RIYADH (Reuters) - A Saudi court on Wednesday postponed a fourth hearing in the trial of several women rights activists, a case that has intensified Western criticism of Saudi Arabia following the murder of journalist Jamal Khashoggi.
A court official informed some of the women’s relatives that the session would not take place, citing the judge’s “private reasons”. He could not provide a new date.
The public prosecutor said last May that some of the women had been arrested on suspicion of harming Saudi interests and offering support to hostile elements abroad.
Most of the 11 women on trial had campaigned for the right to drive and an end to the kingdom’s male guardianship system.
Accusations by some of the women that they were tortured in detention have fueled criticism of the Saudi authorities, already under global scrutiny over Khashoggi’s murder, which some Western countries believe was ordered by Crown Prince Mohammed bin Salman.
The public prosecutor has denied the torture allegations, and Saudi officials say the crown prince had no role or knowledge in Khashoggi’s murder.
The temporary release last month of three of the women and the case’s earlier transfer from a high-security terrorism court without explanation suggested a possibly more lenient handling after months of lobbying by Western governments.
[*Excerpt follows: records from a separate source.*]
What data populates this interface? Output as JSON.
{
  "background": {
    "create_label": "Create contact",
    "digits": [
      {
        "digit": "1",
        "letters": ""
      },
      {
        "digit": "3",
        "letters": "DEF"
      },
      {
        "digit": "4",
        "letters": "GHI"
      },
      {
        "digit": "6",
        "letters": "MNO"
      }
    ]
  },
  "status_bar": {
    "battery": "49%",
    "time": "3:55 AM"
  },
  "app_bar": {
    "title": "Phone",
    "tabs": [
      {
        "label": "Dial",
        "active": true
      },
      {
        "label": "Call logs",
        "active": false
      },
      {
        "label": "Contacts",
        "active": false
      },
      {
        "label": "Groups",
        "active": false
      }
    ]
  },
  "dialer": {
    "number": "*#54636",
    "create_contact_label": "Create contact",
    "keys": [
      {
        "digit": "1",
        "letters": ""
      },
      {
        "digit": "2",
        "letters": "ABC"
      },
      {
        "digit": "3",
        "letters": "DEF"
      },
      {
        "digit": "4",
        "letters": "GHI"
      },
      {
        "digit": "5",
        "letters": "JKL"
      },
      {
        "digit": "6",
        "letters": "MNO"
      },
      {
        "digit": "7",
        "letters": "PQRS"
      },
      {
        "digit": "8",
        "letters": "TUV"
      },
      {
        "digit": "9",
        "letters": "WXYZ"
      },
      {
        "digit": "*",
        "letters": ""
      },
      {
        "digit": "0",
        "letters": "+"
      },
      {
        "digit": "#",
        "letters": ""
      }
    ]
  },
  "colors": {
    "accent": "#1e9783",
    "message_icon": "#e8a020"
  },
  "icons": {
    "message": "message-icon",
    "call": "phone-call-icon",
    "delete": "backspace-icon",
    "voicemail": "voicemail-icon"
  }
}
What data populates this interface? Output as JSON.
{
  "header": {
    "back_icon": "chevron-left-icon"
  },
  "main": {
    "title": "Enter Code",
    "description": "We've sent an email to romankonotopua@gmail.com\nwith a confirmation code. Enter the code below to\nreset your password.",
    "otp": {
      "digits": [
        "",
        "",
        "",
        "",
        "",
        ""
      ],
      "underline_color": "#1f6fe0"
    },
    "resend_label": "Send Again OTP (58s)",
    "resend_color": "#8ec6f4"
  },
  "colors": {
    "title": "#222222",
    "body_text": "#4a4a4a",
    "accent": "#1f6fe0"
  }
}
But a fresh spate of arrests earlier this month cast doubt on this. The authorities detained least 14 people seen as supportive of the women, including one of their sons, according to people close to them. Two of the new detainees are dual U.S. citizens and one is pregnant.
Scores of other activists, intellectuals and clerics have been arrested separately in the past two years in an apparent bid to stamp out any opposition to the crown prince.